Daniela: This is insightful – so for the woman about to embark on the IVF journey, what kind of research should she be doing in sourcing her medication? Cannot she rely on her own fertility clinic?
Michelle Katz, MSN, LPN: A woman should interview a few clinics and see where she is comfortable; is the staff responsive and accommodating? Ask questions about the treatments they provide and if they are aware of other treatments and their thoughts. Are they pushing one treatment? etc. In addition, these clinics may not be aware of all the specialty pharmacies that carry the meds out there, so if you have a specialty pharmacy that you prefer that will give you a discount and work within your budget, let your clinic know. Some clinics are able to negotiate discounts with some specialty pharmacies, so be sure to ask. Also, don’t be afraid to ask the clinic about other treatments you heard about and their thoughts on what might be best for you after you get your preliminary tests (and yes, check with your insurance because you MIGHT be able to get some of the preliminary tests covered, like the HSG).

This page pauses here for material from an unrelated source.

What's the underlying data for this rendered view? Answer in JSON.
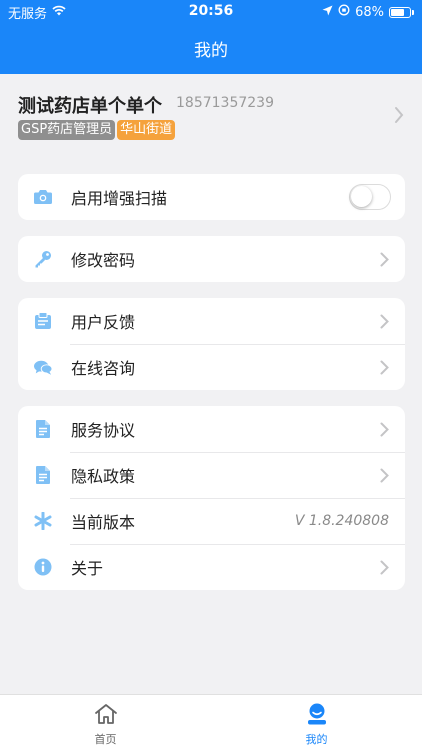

Some pharmaceutical companies offer discounts or patient assistance programs for medications to those with proof that they cannot afford them, but this you might have to go directly to the pharma company for.
Daniela: So would you say that communication, and also being somewhat assertive about your wishes, help you be in control of your own journey?
Michelle Katz, MSN, LPN: As well as managing your expectations.
Daniela: Great, thank you. On a final note, what would be that one piece of advice that you’d always give someone about to embark or thinking of embarking on this unique journey?
Michelle Katz, MSN, LPN: Be prepared for the roller coaster and make sure you have a support system (including an awesome doctor and his/her team) who will be your biggest cheerleader….and plenty of tissues. Keep in mind that every woman’s journey is different.
Daniela: Thank you for your time today, Michelle; it’s been a different discussion from our norm, but totally enlightening. Thank you for sharing this insight with our readers.